Dawn of the Planet of the Apes picks up 10 years after Rise of the Planet of the Apes where Caesar and the others have found refuge in the forests near San Francisco. Since the previous film, the Earth has been taken over by a plague (named the simian flu) that has wiped out much of the population and left the cities desolate and scarcely lived in.
The apes have separated themselves from the humans, without much contact for the last few years, and have established a society that seems to be growing more advanced daily. Caesar enjoys his time with his wife and son, and enjoys the arrival of another child early on in the film. But their society is tested when a group of humans enters the forest with one accidentally shooting one of the apes. They don’t attack the group but Caesar warns them to leave.
The humans are led by Malcolm (Jason Clarke) and Dreyfus (Gary Oldman) with helpers including Malcolm’s wife Ellie (Keri Russell) and son Alexander (Kodi Smit-McPhee). The group was heading into the forest to try and jumpstart an old dam that would help the colony of people in San Francisco regain power. With the dam located beside the apes, Malcolm goes back alone to try and reason with Caesar.
The film never has a straight villain. There isn’t really a big bad that is outright established, instead, the story develops the bad guys through miscommunication, deception, and a way of life that isn’t ready to be broken yet. This dynamic reminds me of racial tension films (In the Heat of the Night) and the breaking of a way of life that has been implanted onto the minds of those too weak to think differently.

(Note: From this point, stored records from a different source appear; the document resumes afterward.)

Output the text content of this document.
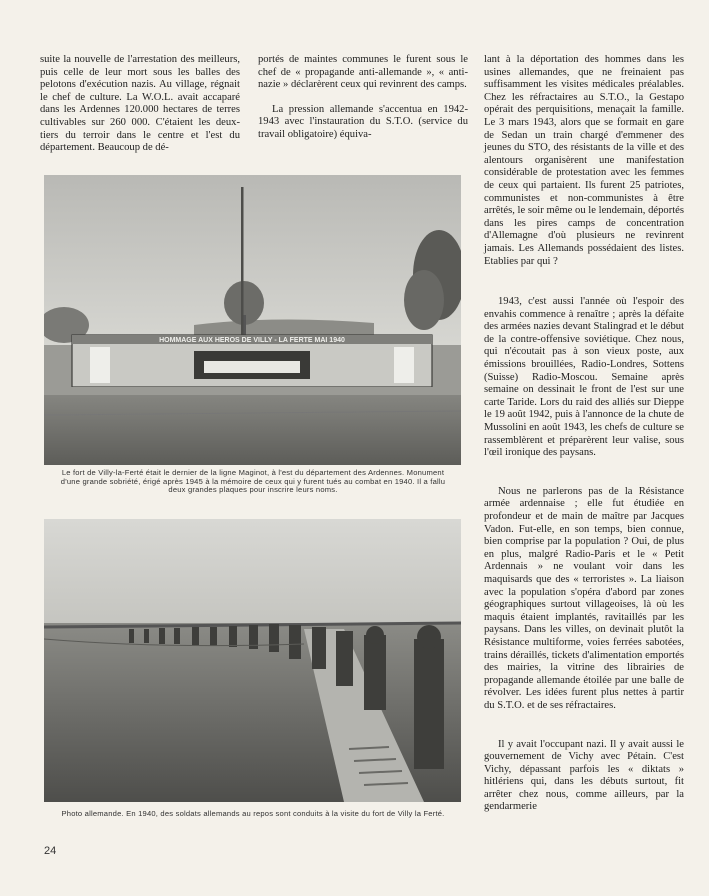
suite la nouvelle de l'arrestation des meilleurs, puis celle de leur mort sous les balles des pelotons d'exécution nazis. Au village, régnait le chef de culture. La W.O.L. avait accaparé dans les Ardennes 120.000 hectares de terres cultivables sur 260 000. C'étaient les deux-tiers du terroir dans le centre et l'est du département. Beaucoup de dé-

portés de maintes communes le furent sous le chef de « propagande anti-allemande », « anti-nazie » déclarèrent ceux qui revinrent des camps.

La pression allemande s'accentua en 1942-1943 avec l'instauration du S.T.O. (service du travail obligatoire) équiva-

lant à la déportation des hommes dans les usines allemandes, que ne freinaient pas suffisamment les visites médicales préalables. Chez les réfractaires au S.T.O., la Gestapo opérait des perquisitions, menaçait la famille. Le 3 mars 1943, alors que se formait en gare de Sedan un train chargé d'emmener des jeunes du STO, des résistants de la ville et des alentours organisèrent une manifestation considérable de protestation avec les femmes de ceux qui partaient. Ils furent 25 patriotes, communistes et non-communistes à être arrêtés, le soir même ou le lendemain, déportés dans les pires camps de concentration d'Allemagne d'où plusieurs ne revinrent jamais. Les Allemands possédaient des listes. Etablies par qui ?

1943, c'est aussi l'année où l'espoir des envahis commence à renaître ; après la défaite des armées nazies devant Stalingrad et le début de la contre-offensive soviétique. Chez nous, qui n'écoutait pas à son vieux poste, aux émissions brouillées, Radio-Londres, Sottens (Suisse) Radio-Moscou. Semaine après semaine on dessinait le front de l'est sur une carte Taride. Lors du raid des alliés sur Dieppe le 19 août 1942, puis à l'annonce de la chute de Mussolini en août 1943, les chefs de culture se rassemblèrent et préparèrent leur valise, sous l'œil ironique des paysans.

Nous ne parlerons pas de la Résistance armée ardennaise ; elle fut étudiée en profondeur et de main de maître par Jacques Vadon. Fut-elle, en son temps, bien connue, bien comprise par la population ? Oui, de plus en plus, malgré Radio-Paris et le « Petit Ardennais » ne voulant voir dans les maquisards que des « terroristes ». La liaison avec la population s'opéra d'abord par zones géographiques surtout villageoises, là où les maquis étaient implantés, ravitaillés par les paysans. Dans les villes, on devinait plutôt la Résistance multiforme, voies ferrées sabotées, trains déraillés, tickets d'alimentation emportés des mairies, la vitrine des librairies de propagande allemande étoilée par une balle de révolver. Les idées furent plus nettes à partir du S.T.O. et de ses réfractaires.

Il y avait l'occupant nazi. Il y avait aussi le gouvernement de Vichy avec Pétain. C'est Vichy, dépassant parfois les « diktats » hitlériens qui, dans les débuts surtout, fit arrêter chez nous, comme ailleurs, par la gendarmerie

HOMMAGE AUX HEROS DE VILLY - LA FERTE MAI 1940
Le fort de Villy-la-Ferté était le dernier de la ligne Maginot, à l'est du département des Ardennes. Monument d'une grande sobriété, érigé après 1945 à la mémoire de ceux qui y furent tués au combat en 1940. Il a fallu deux grandes plaques pour inscrire leurs noms.
Photo allemande. En 1940, des soldats allemands au repos sont conduits à la visite du fort de Villy la Ferté.
24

The blame can’t be put on Oldman’s Dreyfus for wanting to protect his people from the apes. For one, he never sees with his own eyes the care between Caesar and Malcolm and doesn’t understand what they want other than the ones attacking his people. For Koba, he sees humans as the enemy after he was locked up and tortured (during Rise) for so long. He is someone who is hurt and wants retribution for the atrocities committed on him.
This thin line that the story plays with is rare for a Hollywood blockbuster. For a film so large to play with the ideas of equality and make commentary on race and place in culture is astounding and Dawn of the Planet of the Apes handles it better than most, without throwing ideals in your face. Serkis plays Caesar with a calm demeanor, but one that has been hurt in the past as well. He shows that he wants to co-exist with the humans but also understands what they have done in the past to deserve force.
Director Matt Reeves understands the underlying tension and shoots the film like a Greek tragedy with flame and drama to coincide with the ape vs. human war. Couple that with the score by Michael Giacchino and the film sweeps into epic proportions much of the third act.
Dawn of the Planet of the Apes, or the whole series for that matter, always can fall into being something silly because of the ape premise. But with this entry, the franchise continues to show that it is more than what is displayed on the outside and the characters inside are more emotional and relatable than any other blockbuster out recently.